Wednesday, June 27, 2012

Leonino Monsoon

The quickest Monsoon
An unexpected boon
Came the year I recovered from my leonine fear

Match-boxed in a maze
Opposite a lion in a daze
In Summer, a chronic diesease
With Talk, a poetic lease
We dissected Calcutta, the organ
Using Sex, the paroxysmal gun

What followed was
Of course
The prediction of rain in a Land of Cards
And euphoric killing with colorful darts
Which speed-posted Monsoon
The quickest bullet balloon.

 

Monday, June 18, 2012

Dreaming Of The Gulf

Photography: Rathin Mitra

                                                                                                                    
I
You know a place has touched you when weeks after you have left the same
You feel and talk and dream of a return which is nothing but a waiting game
A game; if it is so, I am willing to play.
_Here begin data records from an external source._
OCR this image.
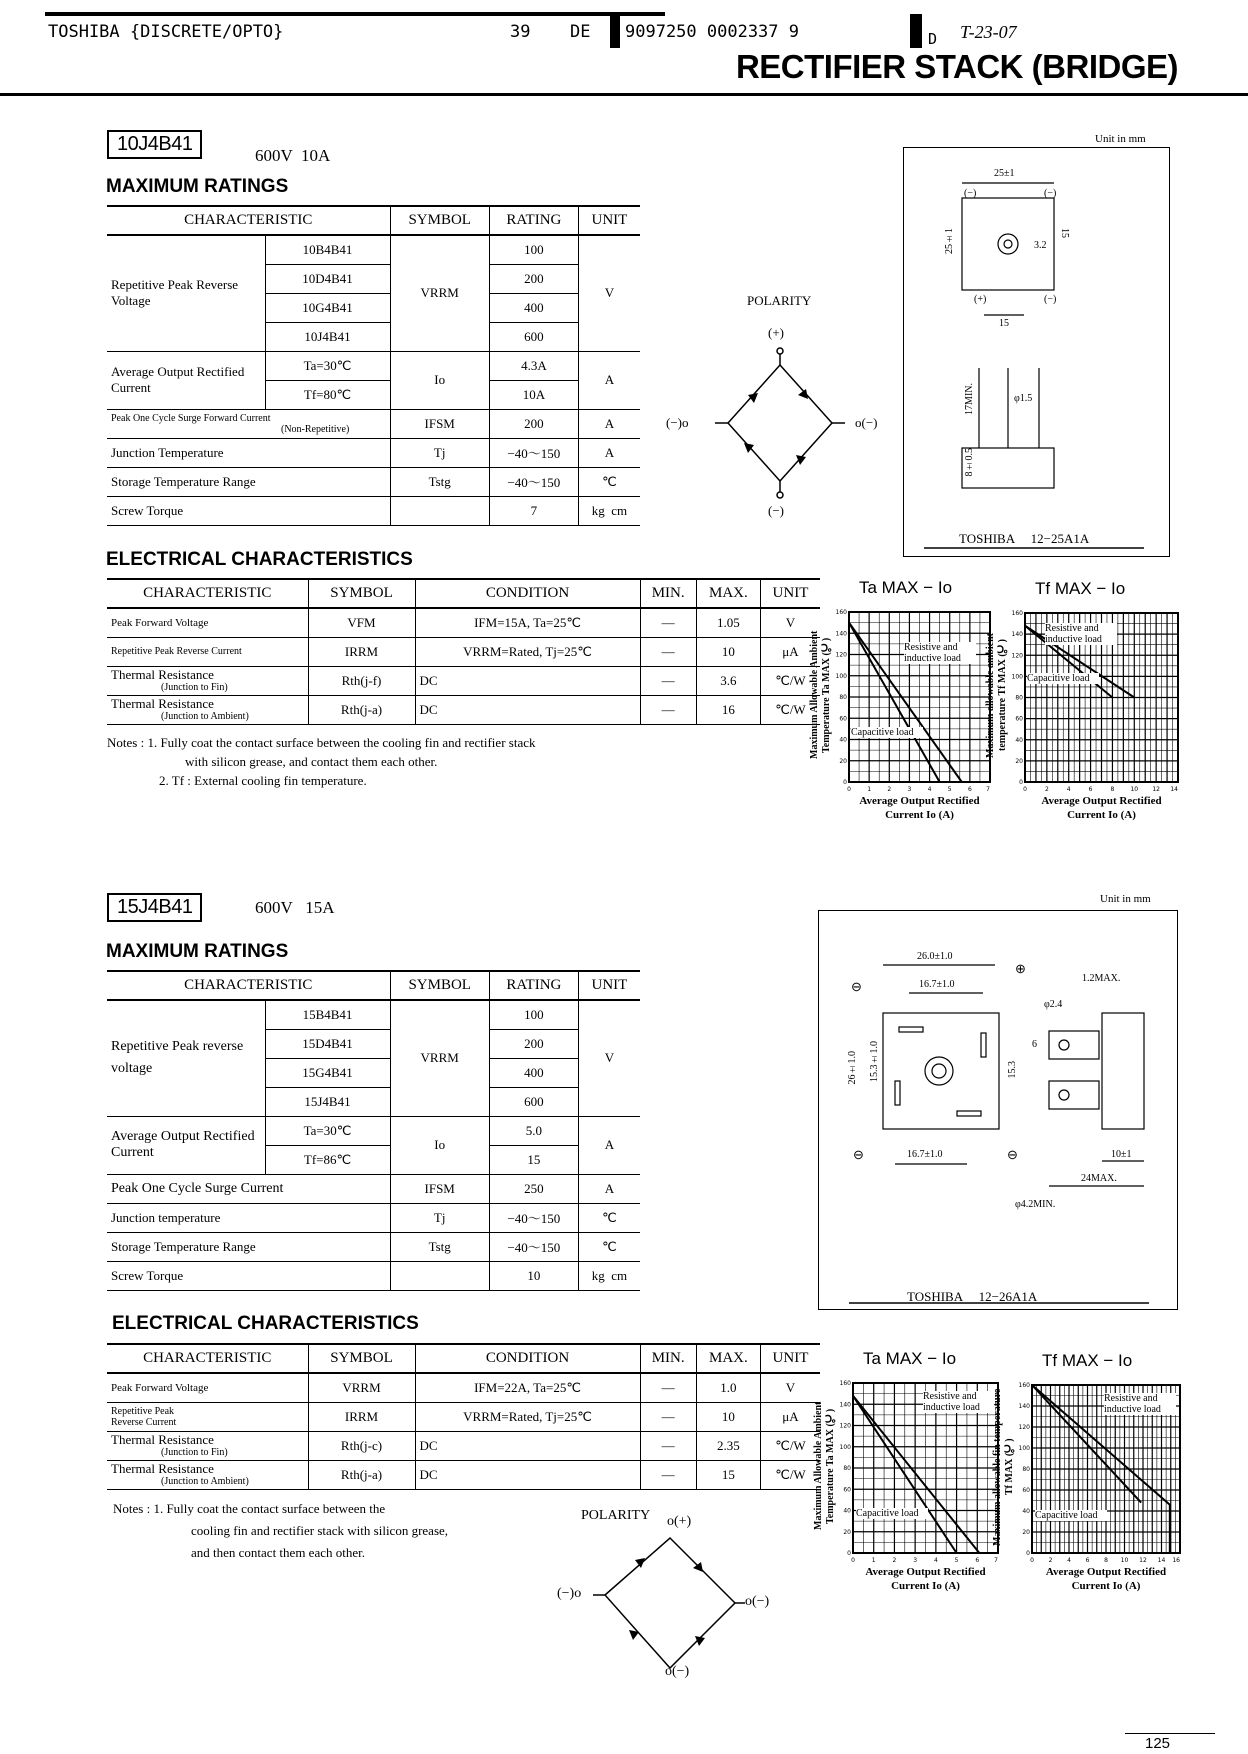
TOSHIBA {DISCRETE/OPTO}	39 DE 9097250 0002337 9	D T-23-07
RECTIFIER STACK (BRIDGE)
10J4B41
600V  10A
MAXIMUM RATINGS
CHARACTERISTIC		SYMBOL	RATING	UNIT
Repetitive Peak Reverse Voltage	10B4B41	VRRM	100	V
	10D4B41		200	
	10G4B41		400	
	10J4B41		600	
Average Output Rectified Current	Ta=30℃	Io	4.3A	A
	Tf=80℃		10A	
Peak One Cycle Surge Forward Current
(Non-Repetitive)		IFSM	200	A
Junction Temperature		Tj	−40～150	A
Storage Temperature Range		Tstg	−40～150	℃
Screw Torque			7	kg  cm
POLARITY
(+)
(−)o	o(−)
(−)
Unit in mm
25±1
(−)	(−)
(+)	(−)
25±1	3.2
15
15
φ1.5
17MIN.
8±0.5
TOSHIBA     12−25A1A
ELECTRICAL CHARACTERISTICS
CHARACTERISTIC	SYMBOL	CONDITION	MIN.	MAX.	UNIT
Peak Forward Voltage	VFM	IFM=15A, Ta=25℃	—	1.05	V
Repetitive Peak Reverse Current	IRRM	VRRM=Rated, Tj=25℃	—	10	μA
Thermal Resistance
(Junction to Fin)	Rth(j-f)	DC	—	3.6	℃/W
Thermal Resistance
(Junction to Ambient)	Rth(j-a)	DC	—	16	℃/W
Notes : 1. Fully coat the contact surface between the cooling fin and rectifier stack
with silicon grease, and contact them each other.
2. Tf : External cooling fin temperature.
15J4B41	600V   15A
MAXIMUM RATINGS
CHARACTERISTIC		SYMBOL	RATING	UNIT
Repetitive Peak reverse voltage	15B4B41	VRRM	100	V
	15D4B41		200	
	15G4B41		400	
	15J4B41		600	
Average Output Rectified Current	Ta=30℃	Io	5.0	A
	Tf=86℃		15	
Peak One Cycle Surge Current		IFSM	250	A
Junction temperature		Tj	−40～150	℃
Storage Temperature Range		Tstg	−40～150	℃
Screw Torque			10	kg  cm
Unit in mm
26.0±1.0
16.7±1.0
⊖
⊕
1.2MAX.
φ2.4
6
26±1.0 15.3±1.0	15.3
⊖	16.7±1.0	⊖	10±1
24MAX.
φ4.2MIN.
TOSHIBA     12−26A1A
ELECTRICAL CHARACTERISTICS
CHARACTERISTIC	SYMBOL	CONDITION	MIN.	MAX.	UNIT
Peak Forward Voltage	VRRM	IFM=22A, Ta=25℃	—	1.0	V
Repetitive Peak
Reverse Current	IRRM	VRRM=Rated, Tj=25℃	—	10	μA
Thermal Resistance
(Junction to Fin)	Rth(j-c)	DC	—	2.35	℃/W
Thermal Resistance
(Junction to Ambient)	Rth(j-a)	DC	—	15	℃/W
Notes : 1. Fully coat the contact surface between the
cooling fin and rectifier stack with silicon grease,
and then contact them each other.
POLARITY o(+)
(−)o
o(−)
o(−)
Ta MAX − Io
Maximum Allowable Ambient Temperature Ta MAX (℃)
Average Output Rectified Current Io (A)
0
20
40
60
80
100
120
140
160
0	1	2	3	4	5	6 7
Resistive and inductive load
Capacitive load
Tf MAX − Io
Maximum allowable ambient temperature Tf MAX (℃)
Average Output Rectified Current Io (A)
0
20
40
60
80
100
120
140
160
0	2	4	6	8	10 12 14
Resistive and inductive load
Capacitive load
Ta MAX − Io
Maximum Allowable Ambient Temperature Ta MAX (℃)
Average Output Rectified Current Io (A)
0
20
40
60
80
100
120
140
160
0	1	2	3	4	5	6 7
Resistive and inductive load
Capacitive load
Tf MAX − Io
Maximum allowable fin temperature Tf MAX (℃)
Average Output Rectified Current Io (A)
0
20
40
60
80
100
120
140
160
0 2 4 6 8 10 12 14 16
Resistive and inductive load
Capacitive load
125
Only this time without a playmate
without my moonshine, without my brother, playing Pillow Castle love-hate.


II
I know that place has tapped me because often I still smell the Emirates in the air
And feel the cutting sea wind by the Breakwater, a water break-love story so rare
I know that place is young when I see the blue of the sea, the sky and a cocktail
And sleep at the backseat of a Cruiser, with almost the feel of a sea sail.


The Shadow Lovers

Photography: Rathin Mitra

Running through the street
With a storm under her feet
She reaches the old man’s den
The timepiece, oblivious of when

Knowing he would understand
The ruin of her castle of sand
With hope she pushed the door
In need of his unusual lore

In the stead of him she found
The room oddly crowned
With a heap of broken records
Which seemed to play unheard chords

Passing through scattered yellow hardbacks
A smell which every paperback lacks
She sees her old man on his bed
With almost no wrinkle on his bald head

He always looked as young as a lover
Resembling a Marquez story cover
Who only became younger
In the company of her female hunger

This time she came to let him know
Her story of the lowest low
That for long she was ailing
In her last days she was sailing

She tapped him on the shoulder
To wake him up from his slumber
But he lay there on a bed soaked with urine
With ears which were not too keen

She called him for the next two days
But he was lost in his deceased haze
He never woke up to hear
Or to hold his ailing whore near

In a day or two she too took the cue
To start a flight, brand new
Amidst diseased books and infected laughter
The corpses lived happily ever after.